Il primo motivo di ricorso è fondato – con conseguente assorbimento delle altre censure – perchè secondo la giurisprudenza di questa Corte la L. 24 marzo 2001, n. 89, art. 4 nella parte in cui prevede la facoltà di agire per l’indennizzo in pendenza del processo presupposto, non consente di far decorrere il relativo termine di prescrizione prima della scadenza del termine decadenziale previsto dal medesimo art. 4 per la proposizione della domanda, in tal senso deponendo, oltre all’incompatibilità tra la prescrizione e la decadenza, se riferite al medesimo atto da compiere la difficoltà pratica di accertare la data di maturazione del diritto, avuto riguardo alla variabilità della ragionevole durata del processo in rapporto ai criteri previsti per la sua determinazione, nonchè il frazionamento della pretesa indennitaria e la proliferazione di iniziative processuali che l’operatività della prescrizione in corso di causa imporrebbe alla parte, in caso di ritardo ultradecennale nella definizione del processo (Sez. 1, Sentenza n. 27719 del 30/12/2009).

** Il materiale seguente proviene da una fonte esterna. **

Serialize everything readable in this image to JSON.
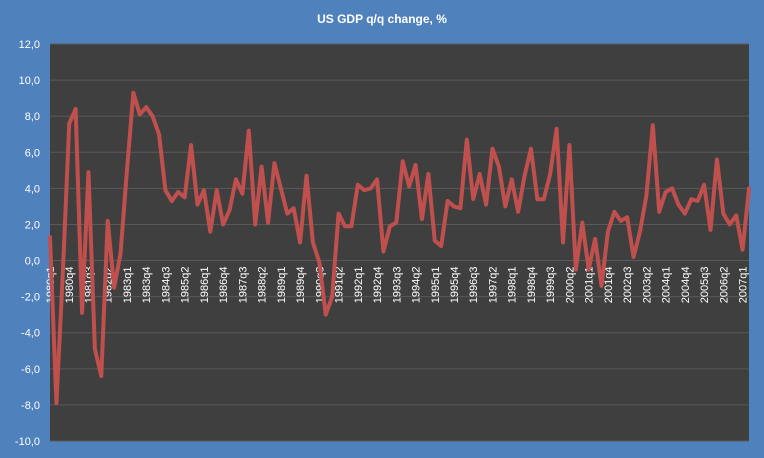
{
  "chart_data": {
    "type": "line",
    "title": "US GDP q/q change, %",
    "xlabel": "",
    "ylabel": "",
    "ylim": [
      -10,
      12
    ],
    "ytick_step": 2,
    "ytick_labels": [
      "-10,0",
      "-8,0",
      "-6,0",
      "-4,0",
      "-2,0",
      "0,0",
      "2,0",
      "4,0",
      "6,0",
      "8,0",
      "10,0",
      "12,0"
    ],
    "grid": true,
    "legend": "none",
    "colors": {
      "background": "#4f81bd",
      "plot_area": "#3f3f3f",
      "line": "#c0504d",
      "grid": "#595959",
      "text": "#ffffff"
    },
    "xtick_labels": [
      "1980q1",
      "1980q4",
      "1981q3",
      "1982q2",
      "1983q1",
      "1983q4",
      "1984q3",
      "1985q2",
      "1986q1",
      "1986q4",
      "1987q3",
      "1988q2",
      "1989q1",
      "1989q4",
      "1990q3",
      "1991q2",
      "1992q1",
      "1992q4",
      "1993q3",
      "1994q2",
      "1995q1",
      "1995q4",
      "1996q3",
      "1997q2",
      "1998q1",
      "1998q4",
      "1999q3",
      "2000q2",
      "2001q1",
      "2001q4",
      "2002q3",
      "2003q2",
      "2004q1",
      "2004q4",
      "2005q3",
      "2006q2",
      "2007q1"
    ],
    "xtick_every": 3,
    "series": [
      {
        "values": [
          1.3,
          -7.9,
          -0.7,
          7.6,
          8.4,
          -2.9,
          4.9,
          -4.9,
          -6.4,
          2.2,
          -1.5,
          0.4,
          5.0,
          9.3,
          8.1,
          8.5,
          8.0,
          7.0,
          3.9,
          3.3,
          3.8,
          3.5,
          6.4,
          3.1,
          3.9,
          1.6,
          3.9,
          2.0,
          2.8,
          4.5,
          3.7,
          7.2,
          2.0,
          5.2,
          2.1,
          5.4,
          4.0,
          2.6,
          2.9,
          1.0,
          4.7,
          1.0,
          -0.1,
          -3.0,
          -2.0,
          2.6,
          1.9,
          1.9,
          4.2,
          3.9,
          4.0,
          4.5,
          0.5,
          1.9,
          2.1,
          5.5,
          4.1,
          5.3,
          2.3,
          4.8,
          1.1,
          0.8,
          3.3,
          3.0,
          2.9,
          6.7,
          3.4,
          4.8,
          3.1,
          6.2,
          5.2,
          3.0,
          4.5,
          2.7,
          4.7,
          6.2,
          3.4,
          3.4,
          4.8,
          7.3,
          1.0,
          6.4,
          -0.5,
          2.1,
          -0.5,
          1.2,
          -1.4,
          1.6,
          2.7,
          2.2,
          2.4,
          0.2,
          1.6,
          3.6,
          7.5,
          2.7,
          3.8,
          4.0,
          3.1,
          2.6,
          3.4,
          3.3,
          4.2,
          1.7,
          5.6,
          2.6,
          2.0,
          2.5,
          0.6,
          4.0
        ]
      }
    ]
  }
}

Il decreto impugnato, pertanto, deve essere cassato e, decidendo nel merito ex art. 384 c.p.c., la Corte deve procedere alla liquidazione dell’indennizzo in favore del ricorrente nella misura di Euro 10.330,00. Ciò tenuto conto della durata irragionevole del giudizio presupposto, pari a circa 11 anni e un mese, in applicazione della più recente giurisprudenza di questa Sezione e dei criteri desumibili dalle decisioni della Corte di Strasburgo (v. per tutte Sez. 1, Sentenza n. 21840 del 14/10/2009). Le spese processuali, liquidate in dispositivo, seguono la soccombenza.
PQM
La Corte, accoglie il ricorso nei termini di cui in motivazione, cassa il decreto impugnato e, decidendo nel merito, condanna l’Amministrazione a corrispondere alla parte ricorrente la somma di Euro 10.330,00 per indennizzo, gli interessi legali su detta somma dalla domanda e le spese del giudizio:
che determina per il primo giudizio di merito nella somma di Euro 50,00 per esborsi, Euro 600,00 per diritti e Euro 490,00 per onorari, oltre spese generali ed accessori di legge;
e per il presente giudizio di legittimità in Euro 965,00 di cui Euro 100,00 per esborsi, oltre spese generali ed accessori di legge.
Così deciso in Roma, il 30 settembre 2011.